Less is More: Revisiting the Gaussian Mechanism for Differential Privacy

Differential privacy via output perturbation has been a \textit{de facto} standard for releasing query or computation results on sensitive data. However, we identify that all existing Gaussian mechanisms suffer from the curse of full-rank covariance matrices, and hence the expected accuracy losses of these mechanisms equal the trace of the covariance matrix of the noise. To lift this curse, we design a Rank-1 Singular Multivariate Gaussian (R1SMG) mechanism. It achieves $(\epsilon,\delta)$-DP on query results in $\mathbb{R}^M$ by perturbing the results with noise following a singular multivariate Gaussian distribution, whose covariance matrix is a \textbf{randomly} generated rank-1 positive semi-definite matrix. In contrast, the classic Gaussian mechanism and its variants all consider \textbf{deterministic} full-rank covariance matrices. Our idea is motivated by a clue from Dwork et al.'s seminal work on the classic Gaussian mechanism that has been ignored: when projecting multivariate Gaussian noise with a full-rank covariance matrix onto a set of orthonormal basis in $\mathbb{R}^M$, only the coefficient of a single basis can contribute to the privacy guarantee. We make the following contributions. The R1SMG mechanisms achieves $(\epsilon,\delta)$-DP guarantee on query results in $\R^M$, while its expected accuracy loss is lower bounded by $C_R(\Delta_2f)^2$, where $C_R = \frac{2}{\epsilon \psi}$ and $\psi = \Big(\frac{\delta\Gamma(\frac{M-1}{2})}{\sqrt{\pi}\Gamma(\frac{M}{2})}\Big)^{\frac{2}{M-2}}$. We show that $C_R$ has a decreasing trend as $M$ increases, and converges to $\frac{2}{\epsilon}$ as $M$ approaches infinity. Compared with other mechanisms, the R1SMG mechanism is more stable and less likely to generate noise with large magnitude that overwhelms the query results.

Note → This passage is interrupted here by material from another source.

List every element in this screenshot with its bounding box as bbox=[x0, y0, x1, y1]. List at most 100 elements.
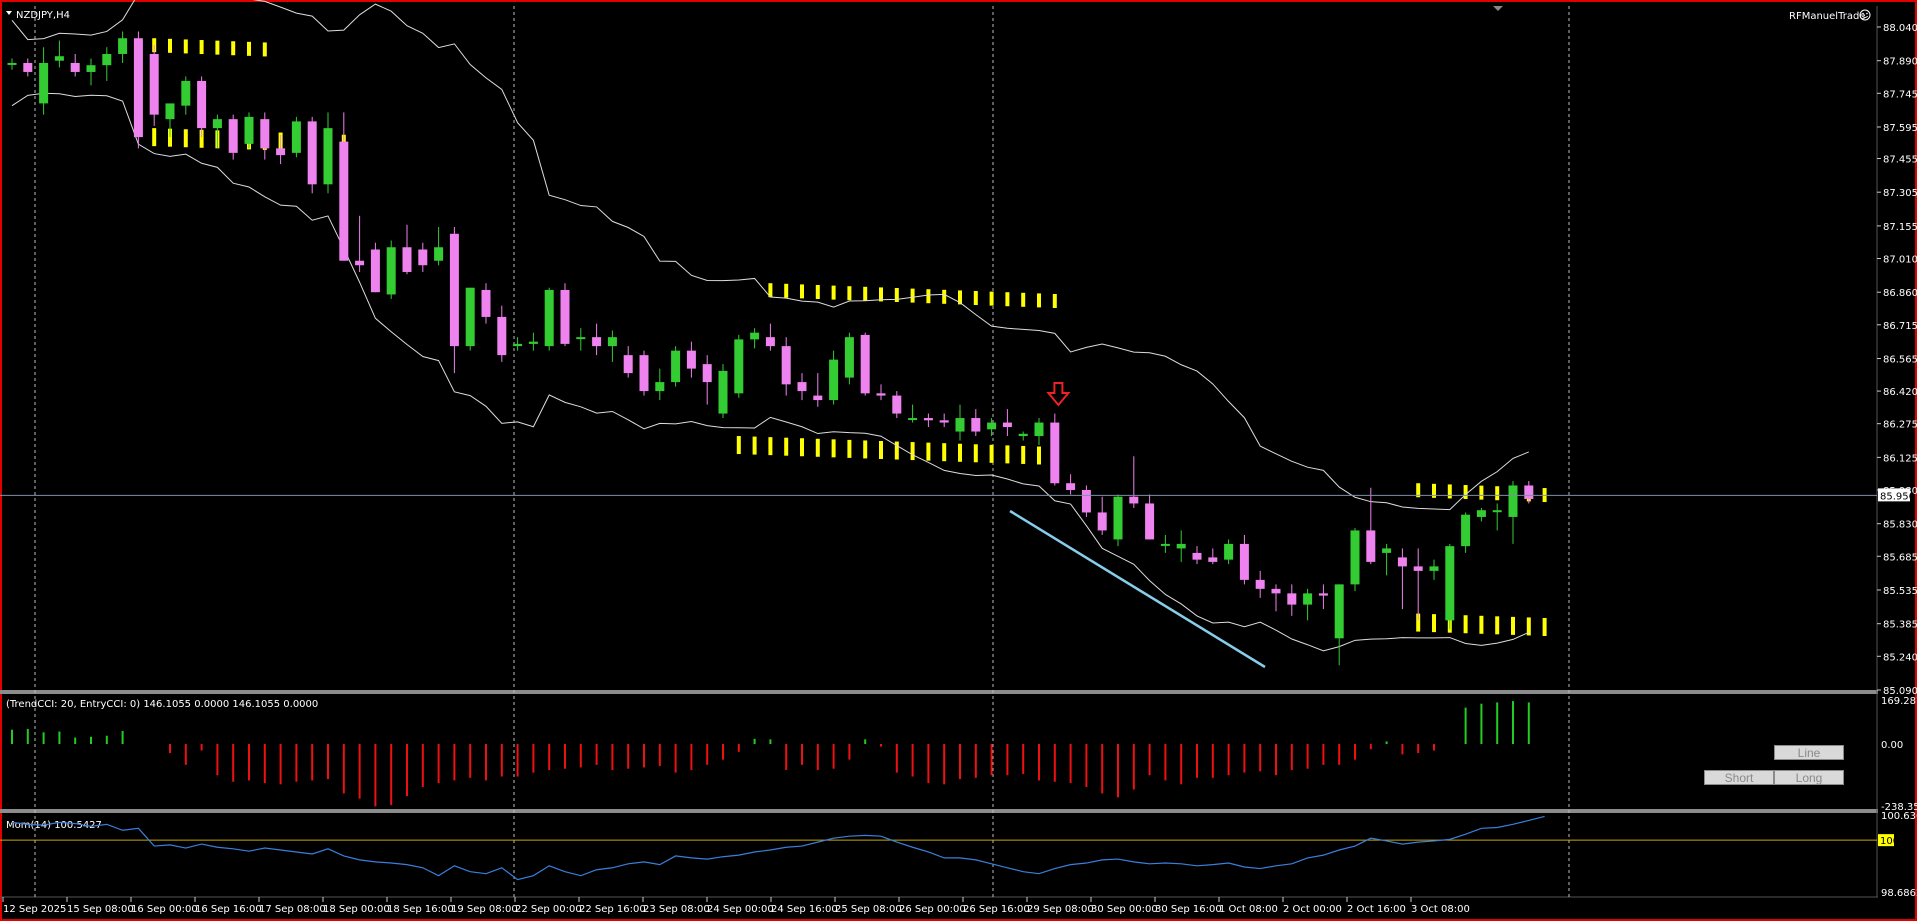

翻译：摘要：通过输出扰动实现差分隐私已成为发布敏感数据查询或计算结果的事实标准。然而，我们发现所有现有高斯机制均受限于满秩协方差矩阵的维数诅咒，导致这些机制的预期精度损失等于噪声协方差矩阵的迹。为破除这一诅咒，我们设计了秩1奇异多元高斯（R1SMG）机制。该机制通过使用服从奇异多元高斯分布的噪声扰动结果（其协方差矩阵为**随机**生成的秩1半正定矩阵），在$\mathbb{R}^M$中实现查询结果的$(\epsilon,\delta)$-差分隐私。相比之下，经典高斯机制及其变体均采用**确定性**满秩协方差矩阵。我们的动机源于Dwork等人在经典高斯机制奠基性工作中被忽视的线索：当将具有满秩协方差矩阵的多元高斯噪声投影到$\mathbb{R}^M$的一组标准正交基上时，仅单个基的系数对隐私保证有贡献。我们做出以下贡献：R1SMG机制在$\R^M$中为查询结果提供$(\epsilon,\delta)$-DP保证，同时其预期精度损失下界为$C_R(\Delta_2f)^2$，其中$C_R = \frac{2}{\epsilon \psi}$且$\psi = \Big(\frac{\delta\Gamma(\frac{M-1}{2})}{\sqrt{\pi}\Gamma(\frac{M}{2})}\Big)^{\frac{2}{M-2}}$。我们证明$C_R$随$M$增大呈下降趋势，当$M$趋近无穷时收敛至$\frac{2}{\epsilon}$。与其他机制相比，R1SMG机制更稳定，且不易产生可能淹没查询结果的量级过大的噪声。